Bureaucracy went beyond commercial real estate. My cousin wanted to build a modest house on Old Town Road. The Village Board even had a say on elements of the interior of the house requiring her to put up a pony wall between the dining and living rooms rather than allowing an open concept. Many years later this house was sold (for an outrageous amount) only to be torn down and replaced by a structure which is really too big for the lot.
from the south hampton press and the theatre been remove from Regal website: Kitty Merrill on Feb 23, 2021 Ken Karlin, owner of the Hill Street building once home to the Southampton movie theater, says he hasn’t been paid rent in a year. The COVID-19 pandemic hit cinemas across the country hard, prompting wholesale closures in the ailing industry. In the spring of 2020, the Regal movie chain shut down all 536 of its movie theaters, including the one in Southampton and the one in East Hampton. The theater in Hampton Bays had closed earlier, before the coronavirus crisis, and may be turned into a CVS drug store. The Southampton theater owner, a North Fork resident, said his family has owned the site for 40 years and it’s been for sale “for some time,” with an asking price of $8.9 million. “I’m bleeding money,” he said, adding, “it’s time to move on.”
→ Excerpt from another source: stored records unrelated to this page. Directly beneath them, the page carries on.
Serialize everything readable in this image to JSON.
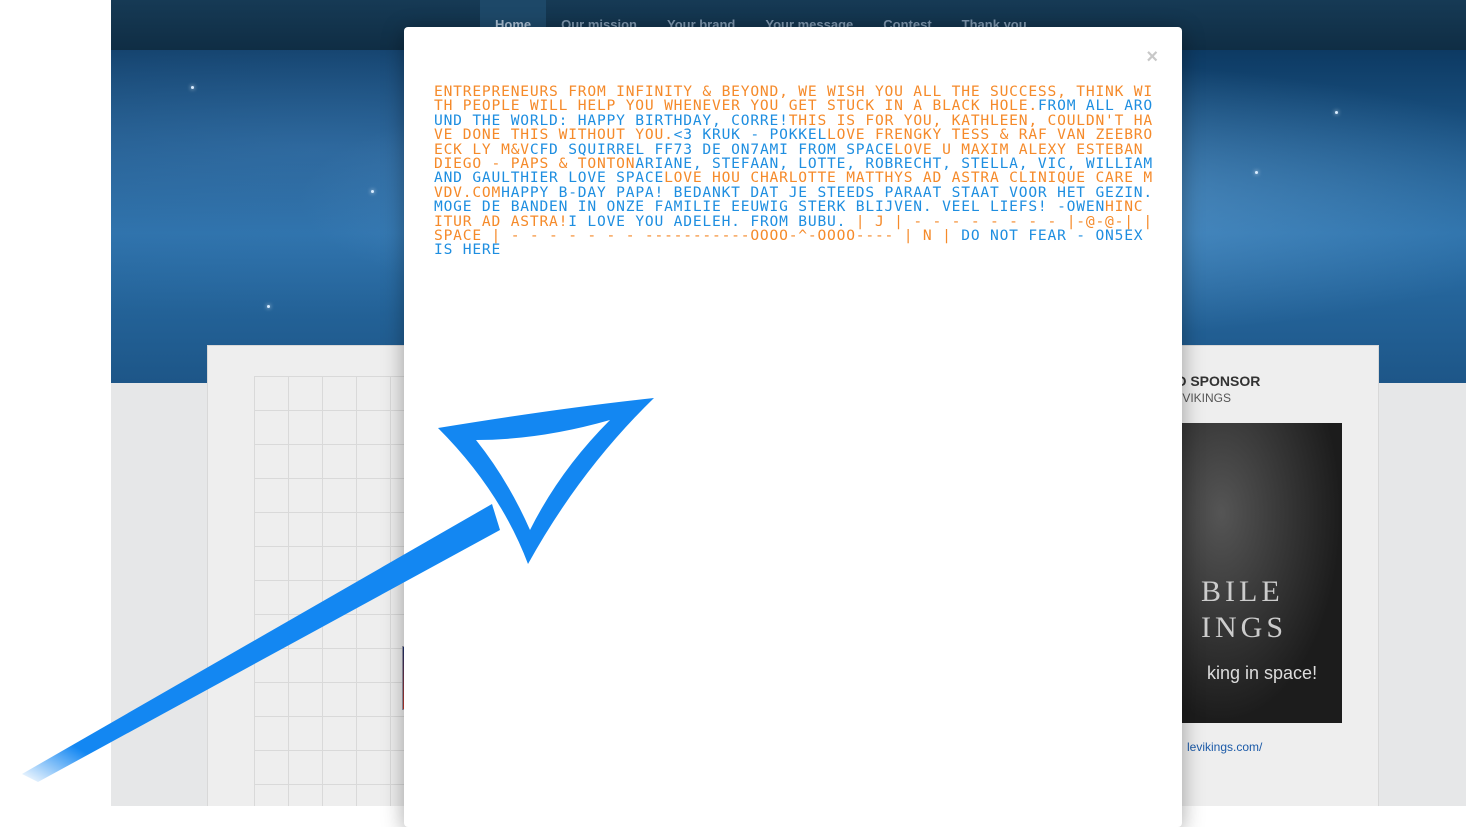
{
  "nav": {
    "items": [
      "Home",
      "Our mission",
      "Your brand",
      "Your message",
      "Contest",
      "Thank you"
    ],
    "active_index": 0
  },
  "sponsor": {
    "title": "ED SPONSOR",
    "subtitle": "E VIKINGS",
    "image_line1": "BILE",
    "image_line2": "INGS",
    "image_tagline": "king in space!",
    "link": "levikings.com/"
  },
  "modal": {
    "close_label": "×",
    "message_segments": [
      {
        "text": "Entrepreneurs from infinity & beyond, we wish you all the success, ",
        "color": "orange"
      },
      {
        "text": "Think with people will help you whenever you get stuck in a black hole.",
        "color": "orange"
      },
      {
        "text": "From all around the world: happy birthday, Corre!",
        "color": "blue"
      },
      {
        "text": "This is for you, Kathleen, couldn't have done this without you.",
        "color": "orange"
      },
      {
        "text": "<3 Kruk - Pokkel",
        "color": "blue"
      },
      {
        "text": "Love Frengky Tess & Raf Van Zeebroeck ly M&V",
        "color": "orange"
      },
      {
        "text": "CFD Squirrel FF73 de ON7AMI from Space",
        "color": "blue"
      },
      {
        "text": "Love U Maxim Alexy Esteban Diego - Paps & Tonton",
        "color": "orange"
      },
      {
        "text": "Ariane, Stefaan, Lotte, Robrecht, Stella, Vic, William and Gaulthier love space",
        "color": "blue"
      },
      {
        "text": "Love Hou Charlotte Matthys ad astra Clinique Care mvdv.com",
        "color": "orange"
      },
      {
        "text": "Happy B-day Papa! Bedankt dat je steeds paraat staat voor het gezin. Moge de banden in onze familie eeuwig sterk blijven. Veel liefs! -Owen",
        "color": "blue"
      },
      {
        "text": "Hinc itur ad astra!",
        "color": "orange"
      },
      {
        "text": "I love you Adeleh. From Bubu.",
        "color": "blue"
      },
      {
        "text": " | J | - - - - - - - - |-@-@-| | SPACE | - - - - - - - -----------oOOO-^-OOOo---- | N |",
        "color": "orange"
      },
      {
        "text": " DO NOT FEAR - ON5EX IS HERE",
        "color": "blue"
      }
    ]
  },
  "colors": {
    "orange": "#f58a2a",
    "blue": "#1e8ee0",
    "arrow": "#1387f2",
    "nav_bg": "#163a55"
  },
  "icons": {
    "close": "close-icon",
    "annotation": "arrow-annotation-icon"
  }
}
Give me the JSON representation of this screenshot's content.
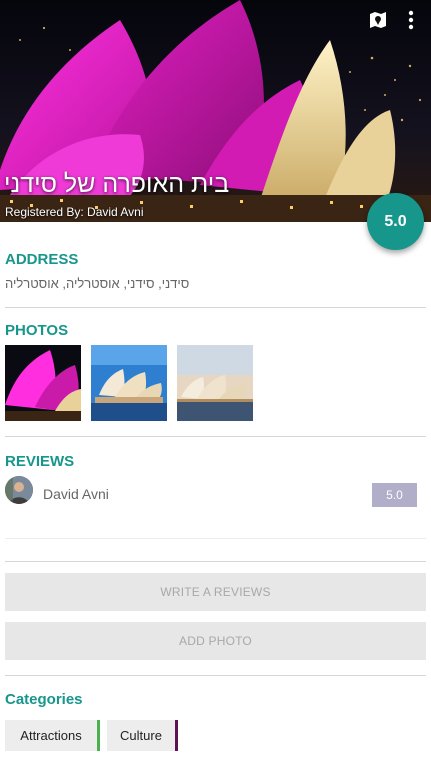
{
  "header": {
    "title": "בית האופרה של סידני",
    "subtitle": "Registered By: David Avni",
    "map_icon": "map-marker-icon",
    "menu_icon": "more-vert-icon"
  },
  "rating": {
    "value": "5.0"
  },
  "address": {
    "heading": "ADDRESS",
    "text": "סידני, סידני, אוסטרליה, אוסטרליה"
  },
  "photos": {
    "heading": "PHOTOS"
  },
  "reviews": {
    "heading": "REVIEWS",
    "items": [
      {
        "name": "David Avni",
        "score": "5.0"
      }
    ]
  },
  "actions": {
    "write_review": "WRITE A REVIEWS",
    "add_photo": "ADD PHOTO"
  },
  "categories": {
    "heading": "Categories",
    "items": [
      {
        "label": "Attractions",
        "color": "#4caf50"
      },
      {
        "label": "Culture",
        "color": "#5b1353"
      }
    ]
  },
  "colors": {
    "accent": "#17968c",
    "score_badge": "#b0aec8"
  }
}
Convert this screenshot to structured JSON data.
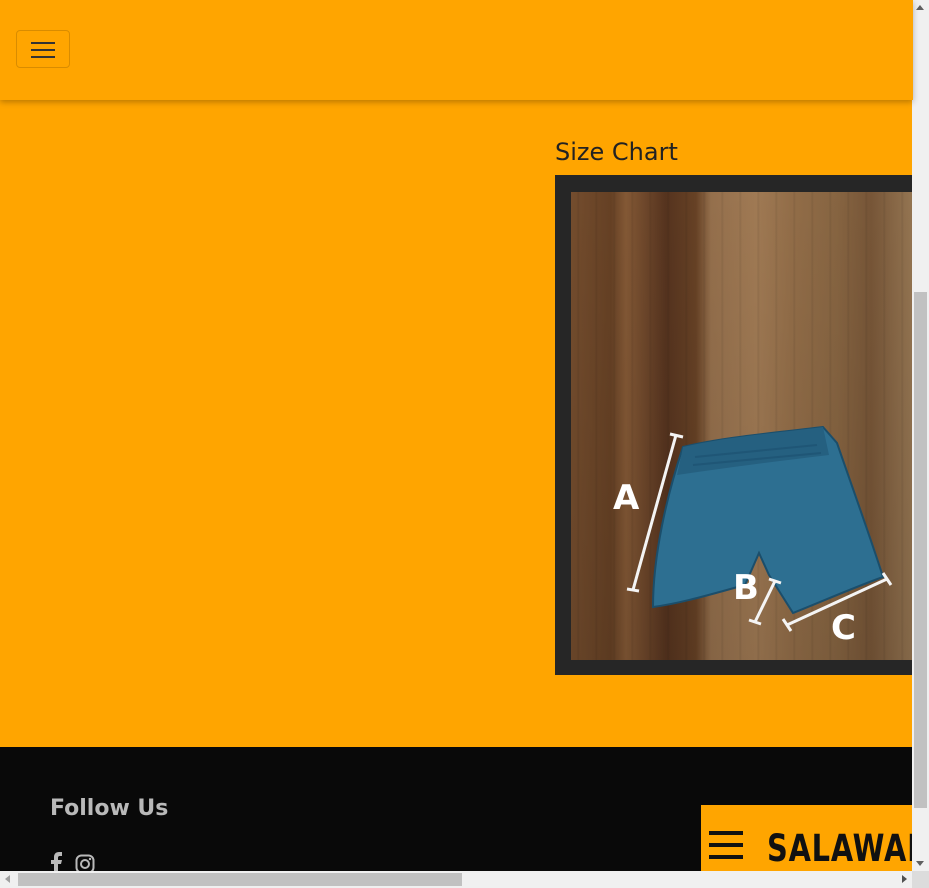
{
  "navbar": {
    "toggler_icon": "hamburger-menu-icon"
  },
  "main": {
    "size_chart_title": "Size Chart",
    "size_chart_labels": {
      "a": "A",
      "b": "B",
      "c": "C"
    }
  },
  "footer": {
    "follow_title": "Follow Us",
    "social_icons": [
      "facebook-icon",
      "instagram-icon"
    ],
    "logo_text": "SALAWAL"
  },
  "colors": {
    "brand": "#ffa500",
    "footer_bg": "#090909",
    "shorts": "#2d6f91"
  }
}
Though the property has been up for sale for a while, community curiosity was piqued when, during the last several weeks, fresh “for sale” signs appeared on the building’s doors. Mr. Karlin said he’d been in contract to sell the building “many times,” but the contracts fall through in the face of village bureaucracy. He stopped short of elucidating the nature of the governmental impediments to successful sales, but was emphatic that his building’s zoning means “I can put anything in there.” He said officials are adamant about having a movie theater at the site. His response? “Then you buy it and operate it.” Village Board member Mark Parash wandered the rooms of that theater in his youth growing up in the village. “I grew up going in and out of all those rooms,” he recalled. A movie theater is one of the primary assets a vibrant village or hamlet has, the lawmaker pointed out. “I’d love to see someone come in with a vision,” he said, offering his “dream” of a performing arts center similar to Bay Street in Sag Harbor or the Westhampton Beach Performing Arts Center being established in Southampton. That type of a destination use is “a huge draw,” Mr. Parash observed. At this point, Mr. Karlin said, it doesn’t matter to him whether the buyer chooses to use the building for a theater or not. “I don’t really care who does what with it, not my concern anymore. Pay me my money, I walk away, it’s all yours. Have fun.” He acknowledged some companies are trying to find ways to draw people into theaters, with food and alcohol a potential. “God bless them, do whatever you want. Just not on my dime.” According to the website Cinema Treasures, the Colonial-style movie house was opened by Glynn Theatres in 1932 as the 1,000-seat Southampton Theatre. It was operated by Prudential Circuit in the 1940s. It was split into a fourplex in the 1990s and operated by United Artists, then as a Regal UA cinema more recently. Regal reopened some of the theaters that had been closed due to COVID-19 at the end of the summer, only to close them again in October, citing the lack of business.
please update, closed permanently. Landlord sold the building
I saw Patton here in the summer of 1970 and Chinatown in the summer of 1974. I posted a picture of the marquee when they were showing Jaws in 1975.